李啸在侍卫的陪同下,看到铁龙城的各处城池防御,已是处处严整,条条有序,心下极其满意。
忙了这些天,一头一脸都是灰尘与泥巴的李啸,与全体军兵一起,饱餐了一顿肉食,为即将而来的大战,作了体力上的准备。聚在李啸周围的军兵,每个人都从彼此的眼神中,看到了坚毅与自信的光芒在闪烁。
七天的时间,很快过去了。
在夜晚近子时之际,全部的守城军兵,都从黑暗中,听到了有如汹涌而来的流水一般的哗哗声。
李啸一个激凌,正和衣而卧的他,弹地站起。
他知道,这哪里是什么流水的声音,乃是千千万万条腿在夜里行进时的那细密而宏大的脚步声!

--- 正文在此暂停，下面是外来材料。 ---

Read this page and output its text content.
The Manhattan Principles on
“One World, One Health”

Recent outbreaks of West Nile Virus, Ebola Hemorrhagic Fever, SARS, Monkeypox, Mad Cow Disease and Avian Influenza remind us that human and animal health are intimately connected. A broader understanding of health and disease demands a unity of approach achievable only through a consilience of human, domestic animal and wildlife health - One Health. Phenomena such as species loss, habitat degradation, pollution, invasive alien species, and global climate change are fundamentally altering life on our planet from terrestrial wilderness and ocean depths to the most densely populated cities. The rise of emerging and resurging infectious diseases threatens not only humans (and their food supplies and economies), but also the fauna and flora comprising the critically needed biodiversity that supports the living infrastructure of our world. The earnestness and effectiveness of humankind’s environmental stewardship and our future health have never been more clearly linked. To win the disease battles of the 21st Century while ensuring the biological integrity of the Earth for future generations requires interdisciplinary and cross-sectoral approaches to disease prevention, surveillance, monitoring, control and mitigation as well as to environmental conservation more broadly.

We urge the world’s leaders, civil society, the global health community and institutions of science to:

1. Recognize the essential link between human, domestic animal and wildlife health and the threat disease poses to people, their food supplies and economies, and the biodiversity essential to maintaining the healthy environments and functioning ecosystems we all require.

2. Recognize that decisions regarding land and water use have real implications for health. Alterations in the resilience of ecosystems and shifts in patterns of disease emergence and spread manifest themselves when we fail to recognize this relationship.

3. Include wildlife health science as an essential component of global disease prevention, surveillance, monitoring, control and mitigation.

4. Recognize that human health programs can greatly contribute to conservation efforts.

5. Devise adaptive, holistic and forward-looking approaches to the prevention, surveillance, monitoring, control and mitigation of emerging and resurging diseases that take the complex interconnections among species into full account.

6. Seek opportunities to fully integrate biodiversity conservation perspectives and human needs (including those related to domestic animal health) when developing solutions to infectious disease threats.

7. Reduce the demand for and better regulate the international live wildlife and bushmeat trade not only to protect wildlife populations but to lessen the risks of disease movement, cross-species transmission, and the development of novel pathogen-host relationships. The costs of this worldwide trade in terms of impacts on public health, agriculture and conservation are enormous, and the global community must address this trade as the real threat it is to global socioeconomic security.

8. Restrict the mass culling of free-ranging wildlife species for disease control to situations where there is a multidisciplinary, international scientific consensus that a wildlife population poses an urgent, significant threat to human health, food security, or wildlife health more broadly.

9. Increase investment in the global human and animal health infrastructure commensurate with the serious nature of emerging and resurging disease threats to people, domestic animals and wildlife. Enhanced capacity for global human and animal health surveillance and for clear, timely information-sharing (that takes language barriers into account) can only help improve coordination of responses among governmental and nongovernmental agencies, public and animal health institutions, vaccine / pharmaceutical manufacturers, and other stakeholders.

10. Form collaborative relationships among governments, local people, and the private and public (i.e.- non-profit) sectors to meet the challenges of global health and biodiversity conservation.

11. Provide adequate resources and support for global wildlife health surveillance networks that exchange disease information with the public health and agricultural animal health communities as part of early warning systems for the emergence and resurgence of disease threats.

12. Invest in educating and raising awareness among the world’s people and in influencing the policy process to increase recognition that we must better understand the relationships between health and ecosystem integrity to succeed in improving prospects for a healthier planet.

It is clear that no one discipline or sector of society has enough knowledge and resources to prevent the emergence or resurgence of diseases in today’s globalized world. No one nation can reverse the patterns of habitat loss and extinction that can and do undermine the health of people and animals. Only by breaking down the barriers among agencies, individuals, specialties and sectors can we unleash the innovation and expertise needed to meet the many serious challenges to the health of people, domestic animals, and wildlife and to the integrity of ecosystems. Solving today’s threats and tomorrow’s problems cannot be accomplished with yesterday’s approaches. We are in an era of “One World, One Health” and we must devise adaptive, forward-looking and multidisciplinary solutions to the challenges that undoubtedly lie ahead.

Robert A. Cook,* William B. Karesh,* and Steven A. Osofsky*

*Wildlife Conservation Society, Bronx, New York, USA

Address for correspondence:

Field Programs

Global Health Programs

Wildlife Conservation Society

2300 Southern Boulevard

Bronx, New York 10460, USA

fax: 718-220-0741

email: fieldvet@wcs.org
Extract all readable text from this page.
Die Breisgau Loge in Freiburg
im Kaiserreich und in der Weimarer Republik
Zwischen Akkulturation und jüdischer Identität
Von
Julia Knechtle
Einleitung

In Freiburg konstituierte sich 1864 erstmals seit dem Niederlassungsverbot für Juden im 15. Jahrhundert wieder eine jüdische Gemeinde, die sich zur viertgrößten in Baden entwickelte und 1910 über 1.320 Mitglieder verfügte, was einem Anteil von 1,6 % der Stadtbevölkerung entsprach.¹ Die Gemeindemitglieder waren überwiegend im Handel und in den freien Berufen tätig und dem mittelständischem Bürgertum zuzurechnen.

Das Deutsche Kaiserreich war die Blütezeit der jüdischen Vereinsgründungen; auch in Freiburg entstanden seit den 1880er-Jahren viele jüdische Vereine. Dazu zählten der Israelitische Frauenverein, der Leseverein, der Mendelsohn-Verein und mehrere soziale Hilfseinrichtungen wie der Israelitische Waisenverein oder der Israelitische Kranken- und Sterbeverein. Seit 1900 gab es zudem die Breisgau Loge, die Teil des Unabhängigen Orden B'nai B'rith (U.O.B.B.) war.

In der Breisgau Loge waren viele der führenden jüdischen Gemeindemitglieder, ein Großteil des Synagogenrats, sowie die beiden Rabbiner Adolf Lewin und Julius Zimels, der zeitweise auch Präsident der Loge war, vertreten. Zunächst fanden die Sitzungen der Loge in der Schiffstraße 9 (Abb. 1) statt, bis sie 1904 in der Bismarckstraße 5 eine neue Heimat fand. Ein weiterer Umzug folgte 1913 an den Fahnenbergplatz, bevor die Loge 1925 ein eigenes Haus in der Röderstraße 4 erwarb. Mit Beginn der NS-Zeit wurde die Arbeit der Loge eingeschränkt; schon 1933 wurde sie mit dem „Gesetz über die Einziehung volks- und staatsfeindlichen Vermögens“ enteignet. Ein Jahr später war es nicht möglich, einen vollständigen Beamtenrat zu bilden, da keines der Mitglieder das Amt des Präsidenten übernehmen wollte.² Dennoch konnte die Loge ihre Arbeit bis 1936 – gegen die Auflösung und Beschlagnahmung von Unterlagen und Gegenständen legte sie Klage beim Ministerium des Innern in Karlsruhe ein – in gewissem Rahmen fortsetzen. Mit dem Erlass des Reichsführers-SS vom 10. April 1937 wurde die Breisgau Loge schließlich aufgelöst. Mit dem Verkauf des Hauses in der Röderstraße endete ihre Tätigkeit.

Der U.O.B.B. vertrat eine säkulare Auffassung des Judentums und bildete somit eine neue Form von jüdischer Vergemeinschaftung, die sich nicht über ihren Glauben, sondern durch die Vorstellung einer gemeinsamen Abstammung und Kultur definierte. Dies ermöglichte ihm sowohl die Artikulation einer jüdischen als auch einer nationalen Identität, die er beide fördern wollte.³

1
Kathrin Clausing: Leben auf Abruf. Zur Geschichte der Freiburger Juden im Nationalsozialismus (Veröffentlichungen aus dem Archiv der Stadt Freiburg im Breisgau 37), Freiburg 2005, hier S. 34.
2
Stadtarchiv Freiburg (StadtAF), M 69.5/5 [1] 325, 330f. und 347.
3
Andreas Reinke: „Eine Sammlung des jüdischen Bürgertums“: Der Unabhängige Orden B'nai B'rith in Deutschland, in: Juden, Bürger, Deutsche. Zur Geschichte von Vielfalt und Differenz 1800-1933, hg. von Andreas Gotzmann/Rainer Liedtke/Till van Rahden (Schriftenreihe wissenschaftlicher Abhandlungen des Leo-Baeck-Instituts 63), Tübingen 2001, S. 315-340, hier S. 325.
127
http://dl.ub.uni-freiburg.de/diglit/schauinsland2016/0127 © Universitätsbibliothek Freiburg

远远望去,一条条火龙般的火把,在这春寒料峭的夜晚,格外引人注目。
张献忠部,终于来了。
“全体军兵注意,流寇已至,速速作好准备!”李啸纵声大吼。
“得令!”
这个相当寒冷的初春之夜里,原本一片肃静的铁龙城中,立刻处处都喧哗与吆喝,铁甲摩擦的哗哗声与刀剑轻碰的叮当声,不绝于耳。同时,一盏盏灯笼迅速被点起,很快,整个城头亮如白昼。
在铁龙城各处守卫之军做好准备之时,对面的脚步声,却霎时停住了,高举行进的火把,也渐次熄灭,仿佛刚才的一切,不过是虚幻。
李啸放眼而望,却始终无法透过那黑沉的夜色,看到流寇大军的半点动静。
“大人,现在夜色黑沉,敌兵至此,不明我军实情,估计要天亮之后,方会进攻。”
李啸扭头一看,说这话的是,是幕僚陈子龙。
陈子龙已于前日,带着妻子仆人,从老家返回,由于其是沿淮安府进入山东地界,故一路上未碰到流寇部队,可谓相当幸运。
见他一脸沉重的表情,李啸淡淡一笑:“卧子先生说得对,敌兵确实是能待到天明再攻城,只是我军却万不可起了轻敌之心。”
他随即下令,各处城墙之上,皆安排夜间留守之军兵,用接箭报号的方法,努力保持警醒,防此打瞌睡。
铁龙城上,渐渐地同样恢复了平静。
旁边的李啸已是闭眼和衣斜靠在城墙之上,甚至传出微微的鼾声。
而初历战阵的陈子龙,对战争有种种幻想的他,却是心潮澎湃,怎么也睡不着。
明天就要来临的大战,会是怎么样的呢?
辗转反侧的陈子龙,终于熬到了天明。
天边几丝游云翻卷,一抹红得耀眼的鲜红,在极东的天际上霎时浮现。
天,终于亮了。
清晨的清冽寒冷的凉风,将太行堤河上,那浓重的水气,拂过每个军兵的面孔。随即一声凌厉刺耳的天鹅号声响起,全体守城军兵纷纷起身,开始边吃干粮,边做好战斗准备。
李啸啃着两个干硬的粗馍,皱着眉头,紧盯着太行堤河对面的流寇大阵。
他旁边的陈子龙,则是满脸震惊之色。
陈子龙被眼前的流寇大军,给深深地震撼了。
俗话说,人一过万,无边无际,这五万余众的流寇大军,几乎已将太行堤河对面视力可见的范围,全部铺满,根本看不到边际。一眼望去,只见处处都是人山旗海,刀枪如林,给人一种强烈的精神威压。
不少的守城军兵,见到流寇这般军容阵势,亦是满脸沉重之色,他们强作镇定,脸上肌肉却在微微抽搐。而更不济的是一些新入辅兵,很多人双腿都在发抖。
与李啸所设想的一样,那些流寇,迅速地判断了局势,开始分成两路,从太行堤河的西面与东西,涉水而过。
约摸二个多时辰,这5万多流寇大军终于渡完。
张献忠最后才带着亲随的老营军渡河而过,在感叹了面前这铁龙城这般巍峨高峻之后,他的脸上,又已满是得意与蔑视之情,不时冷笑一声。
“明狗子就这点能耐,只能凭城自保,却不敢出来与我军厮杀一场,真他娘的没用。”张献忠捋着浓密的长须,冷笑说道。
一旁的众将皆是大笑,部将冯双礼便一脸谄笑地对张献忠说道:“八大王威名赫赫,若报上名去,只怕这守城的明将,怕要吓出尿来。”
张献忠脸现得意神情,只不过,很快他脸上便浮现一丝沮色:“唉,想来我定国儿,虽是年轻,却是身经百战之勇将,如何会被这无甚名声的李啸捉了去,实实令某不解,也着实让人可恨啊。”